Monday, 15 March 2010

Sam B's blog on "Jews without money"

A link to a biography of Michael Gold: http://www.jrank.org/literature/pages/4174/Michael-Gold-pseudonym-Itzok-Granich.html

Five biographical facts about Gold that readers of Jews Without Money should know:

· He was born to a poor immigrant Russian-Jewish family.

· He was educated at New York and Harvard Universities.

· He was brought up in the Lower East side of New York but became politically active from an early age and through his work met the likes of Eugene O’Neill so therefore kept himself partially outside this bottom rung of society enabling him to understand its intricacies better.

· His Anthology Proletarian Literature in the United States (1935) was an important source-book for radical writing in the USA in the inter-war years.

· He co-founded the New Masses and was its editor; through this journal Gold promoted a proletarian, neo-Stalinist view of the place of literature in society. He remained one of the most influential members of this left wing intellectual group between 1916 and 1930.

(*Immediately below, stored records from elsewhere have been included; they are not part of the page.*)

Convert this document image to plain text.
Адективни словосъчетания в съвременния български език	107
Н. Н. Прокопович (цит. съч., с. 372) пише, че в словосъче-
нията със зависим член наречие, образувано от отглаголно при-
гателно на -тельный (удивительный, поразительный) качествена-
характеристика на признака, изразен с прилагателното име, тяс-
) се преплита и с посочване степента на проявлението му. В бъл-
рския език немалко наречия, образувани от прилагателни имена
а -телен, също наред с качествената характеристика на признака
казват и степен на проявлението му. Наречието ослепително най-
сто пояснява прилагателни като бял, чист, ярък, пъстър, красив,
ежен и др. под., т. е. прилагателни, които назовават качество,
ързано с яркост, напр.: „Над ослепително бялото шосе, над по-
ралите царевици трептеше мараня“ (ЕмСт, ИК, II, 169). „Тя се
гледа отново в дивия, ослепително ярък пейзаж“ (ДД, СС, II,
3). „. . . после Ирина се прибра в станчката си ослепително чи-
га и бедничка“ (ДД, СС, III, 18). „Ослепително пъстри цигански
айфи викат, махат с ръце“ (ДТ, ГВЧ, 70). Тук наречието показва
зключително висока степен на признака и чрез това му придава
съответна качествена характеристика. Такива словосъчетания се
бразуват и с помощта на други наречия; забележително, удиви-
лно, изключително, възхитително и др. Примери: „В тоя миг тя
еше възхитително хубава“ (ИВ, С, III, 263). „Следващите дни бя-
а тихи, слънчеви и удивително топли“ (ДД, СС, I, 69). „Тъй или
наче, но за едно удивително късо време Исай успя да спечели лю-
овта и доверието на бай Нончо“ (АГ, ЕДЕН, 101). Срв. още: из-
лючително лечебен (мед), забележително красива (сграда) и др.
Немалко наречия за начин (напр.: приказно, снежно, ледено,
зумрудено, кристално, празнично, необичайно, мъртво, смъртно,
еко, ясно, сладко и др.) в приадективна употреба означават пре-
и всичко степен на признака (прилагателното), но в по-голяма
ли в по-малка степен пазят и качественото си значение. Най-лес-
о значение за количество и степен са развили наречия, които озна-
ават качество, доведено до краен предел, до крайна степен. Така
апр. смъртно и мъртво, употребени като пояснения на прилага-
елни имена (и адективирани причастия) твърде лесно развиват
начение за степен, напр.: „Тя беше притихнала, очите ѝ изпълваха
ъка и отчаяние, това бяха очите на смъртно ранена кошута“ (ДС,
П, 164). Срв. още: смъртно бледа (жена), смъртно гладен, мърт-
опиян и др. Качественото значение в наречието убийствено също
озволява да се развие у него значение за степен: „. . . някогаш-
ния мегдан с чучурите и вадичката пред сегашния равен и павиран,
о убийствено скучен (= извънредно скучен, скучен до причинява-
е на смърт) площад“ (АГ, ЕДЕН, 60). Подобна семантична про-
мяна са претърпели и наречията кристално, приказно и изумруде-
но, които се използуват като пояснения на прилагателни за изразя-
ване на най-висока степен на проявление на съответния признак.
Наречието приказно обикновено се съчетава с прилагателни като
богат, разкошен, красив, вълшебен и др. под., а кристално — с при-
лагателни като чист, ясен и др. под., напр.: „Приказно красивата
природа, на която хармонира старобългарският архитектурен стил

I chose paragraph 17 titled “Two Doctors”

This chapter has examples of people who have the same advantages as each other when younger showing one more successful than the other, it also has an example of how quickly a man’s work can change either for better or for worse. The chapter starts off by talking about the two doctors and how a job like that holds them as some of the most important people in the area, “In the old country the Jews worshiped their Rabbis. In this country the doctor was the community idol”. This helps to indirectly show how disease ridden the streets within the novel are, with many people falling ill, for example the father of the house is currently ill from the lead in the paint. Both doctors are mentioned at the start but one of them, even as highly valued as a doctor seems to struggle labelled as growing “thinner” and that “his eyes were sunk for want of sleep” over the winter.

The doctor and the father then speak about when they were younger and how they both used to go to the same school in “Roumania”, the doctor comments on numerous occasions about how the father could be the doctor if he hadn’t acted in such a way when he was younger. This shows an example of how people could get out of their difficulties if only they had realized what state they would be in when they had a chance to change it. This is supported by the father’s “But I am a man in a trap” quote after he attempts to go back to work, fails and then discusses how if he could buy a shop he would be fine although he needs $300 to buy that shop.